Researchers identify genetic marker for placebo response in IBS patients
Although placebos have played a critical role in medicine and clinical research for more than 70 years, it has been a mystery why these inactive treatments help to alleviate symptoms in some patients – and not others. Now researchers have for the first time identified genetic differences between placebo responders and non-responders, providing an important new clue to what has come to be known as ‘the placebo effect.’
Led by investigators at Beth Israel Deaconess Medical Center (BIDMC) and Harvard Medical School (HMS), the new findings demonstrate that genetic differences that account for variations in the brain’s dopamine levels help to determine the extent of a person’s placebo response, a discovery that not only has important implications for patient care, but could also prove to be of significant benefit to researchers in designing and conducting clinical trials to help determine a drug’s effectiveness.
‘There has been increasing evidence that the neurotransmitter dopamine is activated when people anticipate and respond to placebos, ‘ explains the study’s first author Kathryn Hall, PhD, a research fellow in the Division of General Medicine and Primary Care and member of the Program in Placebo Studies and Therapeutic Encounter (PiPS) at BIDMC. ‘With this new research, we may now be able to use a person’s genetic makeup to predict whether or not they will respond to a placebo.’
The placebo effect occurs when patients show improvement from treatments that contain no active ingredients. For investigators conducting clinical trials of new drugs — which require that new treatments be tested against a placebo control to determine their efficacy– placebo responses can pose a particularly difficult challenge, requiring investigators to recruit additional patients in order to acquire statistically significant data, and substantially adding to the overall cost of the trial.
Because dopamine is known to be important to both reward and pain, the investigators began their search for a genetic placebo marker in the dopamine pathway. Their focus soon turned to the catechol-O-methyltransferase (COMT) gene.
‘COMT made for an excellent candidate because it’s been implicated in the cause and treatment of many conditions, including pain and Parkinson’s disease,’ says Hall. ‘It’s also been found in behavioural genetic models of reward responsiveness and confirmation bias, the tendency to confirm new information based on your beliefs.’
Polymorphisms are gene variations, and in the case of the COMT val158met polymorphism, the changes in the COMT gene result in people having either two copies of the methionine (met) allele, two copies of the valine (val) allele, or one copy of each.

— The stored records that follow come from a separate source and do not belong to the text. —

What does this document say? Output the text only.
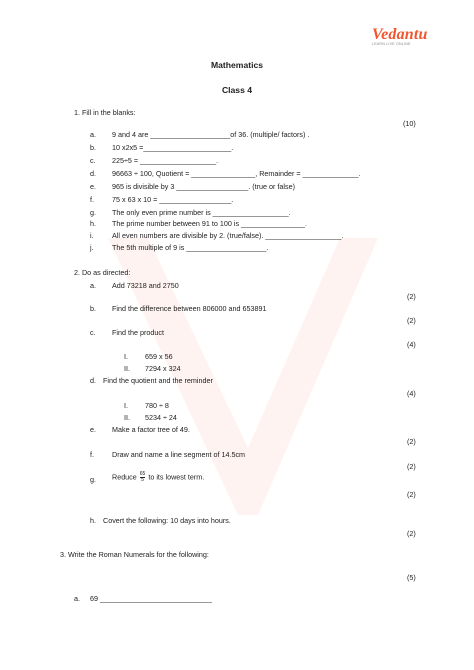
Vedantu
LEARN LIVE ONLINE
Mathematics
Class 4
1. Fill in the blanks:
(10)
a. 9 and 4 are ____________________of 36. (multiple/ factors) .
b. 10 x2x5 =______________________.
c. 225÷5 = ___________________.
d. 96663 ÷ 100, Quotient = ________________, Remainder = ______________.
e. 965 is divisible by 3 __________________. (true or false)
f.	75 x 63 x 10 = __________________.
g. The only even prime number is ___________________.
h. The prime number between 91 to 100 is ________________.
i.	All even numbers are divisible by 2. (true/false). ___________________.
j.	The 5th multiple of 9 is ____________________.
2. Do as directed:
a. Add 73218 and 2750
(2)
b. Find the difference between 806000 and 653891
(2)
c. Find the product
(4)
I. 659 x 56
II. 7294 x 324
d. Find the quotient and the reminder
(4)
I. 780 ÷ 8
II. 5234 ÷ 24
e. Make a factor tree of 49.
(2)
f.	Draw and name a line segment of 14.5cm
(2)
g. Reduce $\frac{65}{5}$ to its lowest term.
(2)
h. Covert the following: 10 days into hours.
(2)
3. Write the Roman Numerals for the following:
(5)
a. 69 ____________________________
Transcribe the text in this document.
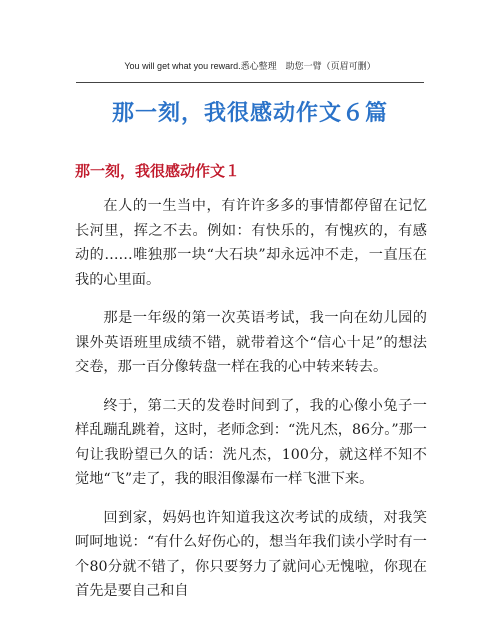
You will get what you reward.悉心整理　助您一臂（页眉可删）
那一刻，我很感动作文６篇
那一刻，我很感动作文１

在人的一生当中，有许许多多的事情都停留在记忆长河里，挥之不去。例如：有快乐的，有愧疚的，有感动的……唯独那一块“大石块”却永远冲不走，一直压在我的心里面。

那是一年级的第一次英语考试，我一向在幼儿园的课外英语班里成绩不错，就带着这个“信心十足”的想法交卷，那一百分像转盘一样在我的心中转来转去。

终于，第二天的发卷时间到了，我的心像小兔子一样乱蹦乱跳着，这时，老师念到：“洗凡杰，86分。”那一句让我盼望已久的话：洗凡杰，100分，就这样不知不觉地“飞”走了，我的眼泪像瀑布一样飞泄下来。

回到家，妈妈也许知道我这次考试的成绩，对我笑呵呵地说：“有什么好伤心的，想当年我们读小学时有一个80分就不错了，你只要努力了就问心无愧啦，你现在首先是要自己和自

‘People with two copies of met, the ‘met/mets,’ have three to four times more dopamine available in their prefrontal cortex [the brain area associated with cognition, personality expression, decision making and social behaviour] than the people with two copies of val,’ explains Hall. The scientists hypothesised that if dopamine was indeed involved in the placebo response, they would see a difference between how met/met, val/val and met/val genotypes responded to placebo treatments, with the met/met individuals showing a higher response.

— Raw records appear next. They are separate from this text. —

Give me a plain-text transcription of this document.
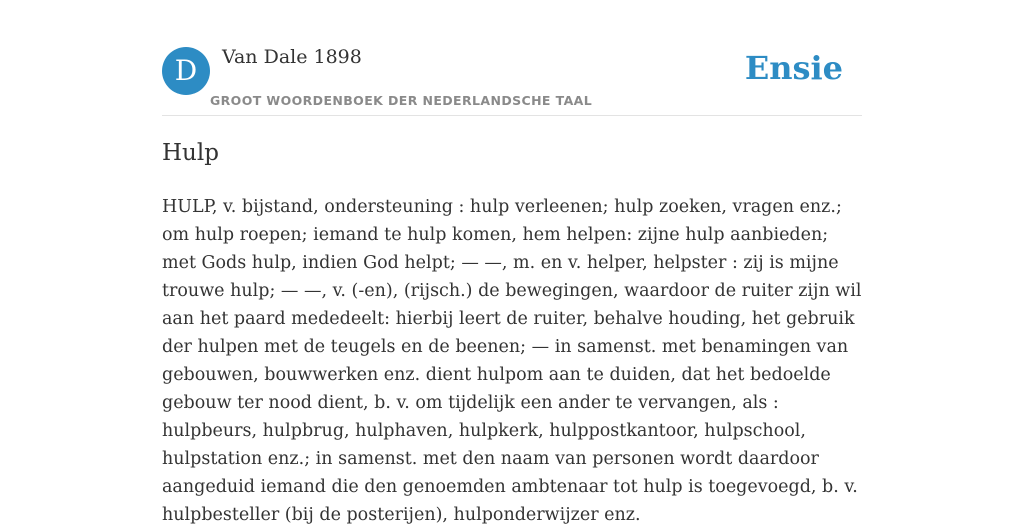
D	Van Dale 1898
GROOT WOORDENBOEK DER NEDERLANDSCHE TAAL
Ensie
Hulp

HULP, v. bijstand, ondersteuning : hulp verleenen; hulp zoeken, vragen enz.; om hulp roepen; iemand te hulp komen, hem helpen: zijne hulp aanbieden; met Gods hulp, indien God helpt; — —, m. en v. helper, helpster : zij is mijne trouwe hulp; — —, v. (-en), (rijsch.) de bewegingen, waardoor de ruiter zijn wil aan het paard mededeelt: hierbij leert de ruiter, behalve houding, het gebruik der hulpen met de teugels en de beenen; — in samenst. met benamingen van gebouwen, bouwwerken enz. dient hulpom aan te duiden, dat het bedoelde gebouw ter nood dient, b. v. om tijdelijk een ander te vervangen, als : hulpbeurs, hulpbrug, hulphaven, hulpkerk, hulppostkantoor, hulpschool, hulpstation enz.; in samenst. met den naam van personen wordt daardoor aangeduid iemand die den genoemden ambtenaar tot hulp is toegevoegd, b. v. hulpbesteller (bij de posterijen), hulponderwijzer enz.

To test this hypothesis, the researchers took advantage of a unique opportunity, revisiting a 2008 clinical trial led by PiPS Director Ted Kaptchuk, designed to study the placebo effect in patients with irritable bowel syndrome (IBS). ‘In our original work, IBS patients were assigned to one of three treatment arms and we explored the placebo response in relation to the patient-provider experience and the clinical environment in which the placebo is administered,’ explains Kaptchuk, Associate Professor of Medicine at HMS and the study’s senior author. The treatment conditions included either being ‘waitlisted’ and receiving no treatment, receiving placebo acupuncture in a business-like clinical manner, or receiving placebo acupuncture treatment from a warm supportive health care provider.
Armed with this original data, the scientists genotyped blood samples from patients from the earlier study, using a statistical method known as regression analysis to analyse the effects of a person’s genotype and the type of treatment received. ‘Our regression analysis found that as the copies of met increased, placebo responses increased in a linear fashion, presumably because more dopamine was available,’ Hall explains. The findings showed that among the IBS patients who had been in the waitlist treatment arm there was no difference in treatment responses between met/met, val/val and met/val genotypes as determined by the IBS-Symptom Severity Scale and Adequate Relief. Among those in the group that received a placebo administered in a businesslike manner, the met/met genotypes showed a small improvement over their val/val and met/val counterparts.
But, says Hall, among the individuals who had received placebo treatment from the warm supportive health care providers, there was a striking difference: the ‘met/mets’ demonstrated a six-fold greater improvement in their IBS symptoms relative to the ‘val/vals.’
‘These findings suggest that it is possible that met/met is a genetic marker for the placebo response and val/val is a marker for non-response,’ says Hall. ‘In addition, our findings underscore differences in placebo response based on the patient’s experience of the clinical environment. In the case of the met/met individuals, you can really see the advantage of a positive doctor-patient relationship. Conversely, our findings suggest that the val/val patients are less influenced by placebo treatment and this sheds light on a clinical challenge faced by many health care providers, whose empathic care helps some people, but makes no difference to others.’